History has the same brusque impact. Just as the baroness prepares to leave her unpleasant husband, citing not only his own insensitivity but the intolerable “malice, envy, apathy, [and] brutality” of his town, the steward rushes in with news that Archduke Ferdinand of Austria has been assassinated in Sarajevo. End of story, almost. All police investigations are halted; everything is subsumed by the expectation of war, if not the 30-year nightmare about to convulse Europe. The final shot finds the townspeople gathered in church, perhaps for the last time. In any case, the narrator maintains that he never saw any of them again.
No one’s idea of a cinematic cuddle-bunny, Haneke is as much strategist as filmmaker, and more pedagogue than visionary.
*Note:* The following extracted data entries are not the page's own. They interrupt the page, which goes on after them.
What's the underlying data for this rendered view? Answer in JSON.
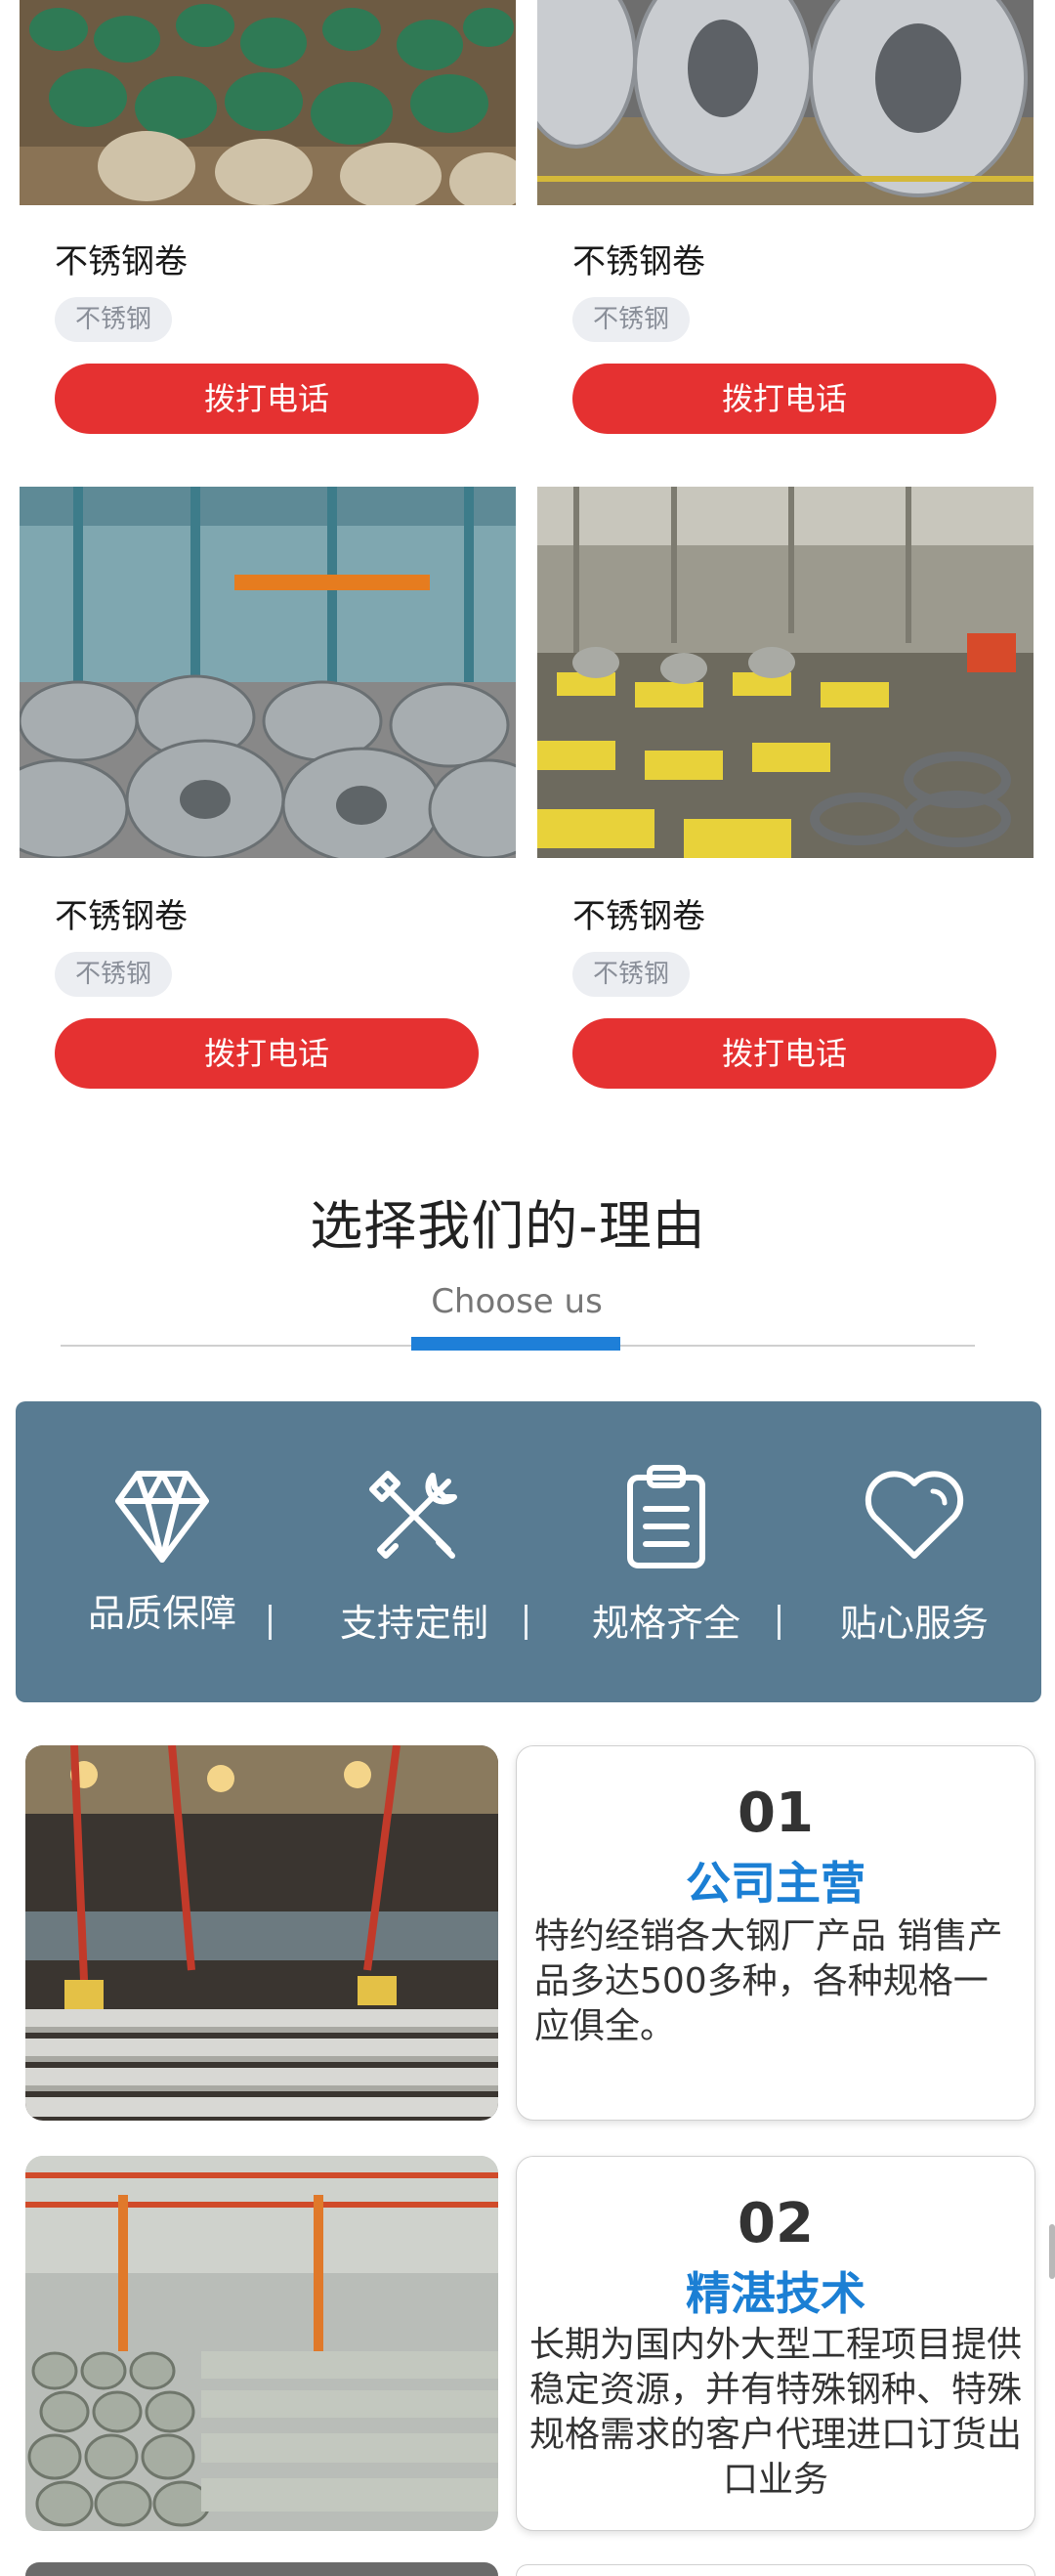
{
  "products": [
    {
      "title": "不锈钢卷",
      "tag": "不锈钢",
      "button": "拨打电话"
    },
    {
      "title": "不锈钢卷",
      "tag": "不锈钢",
      "button": "拨打电话"
    },
    {
      "title": "不锈钢卷",
      "tag": "不锈钢",
      "button": "拨打电话"
    },
    {
      "title": "不锈钢卷",
      "tag": "不锈钢",
      "button": "拨打电话"
    }
  ],
  "reasons_section": {
    "title": "选择我们的-理由",
    "subtitle": "Choose us"
  },
  "reasons": [
    {
      "label": "品质保障",
      "icon": "diamond-icon"
    },
    {
      "label": "支持定制",
      "icon": "tools-icon"
    },
    {
      "label": "规格齐全",
      "icon": "clipboard-icon"
    },
    {
      "label": "贴心服务",
      "icon": "heart-icon"
    }
  ],
  "features": [
    {
      "number": "01",
      "heading": "公司主营",
      "body": "特约经销各大钢厂产品 销售产品多达500多种，各种规格一应俱全。"
    },
    {
      "number": "02",
      "heading": "精湛技术",
      "body": "长期为国内外大型工程项目提供稳定资源，并有特殊钢种、特殊规格需求的客户代理进口订货出口业务"
    }
  ],
  "colors": {
    "call_button": "#e53131",
    "reason_bar": "#587b92",
    "accent_blue": "#1e7fd8"
  }
}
The White Ribbon is certainly the most beautiful movie he’s made—a sort of triumphantly willed Meisterwerk. His use of narrative uncertainty, resembling those in the unsolved mystery at the heart of Caché, may be standard-issue, but there’s no denying The White Ribbon‘s seriousness and unity. The severe, withholding culture that Haneke critiques is precisely mirrored by his methods. The White Ribbon keeps the viewer in a state of perpetual uncertainty, but it’s more than clear how things will end.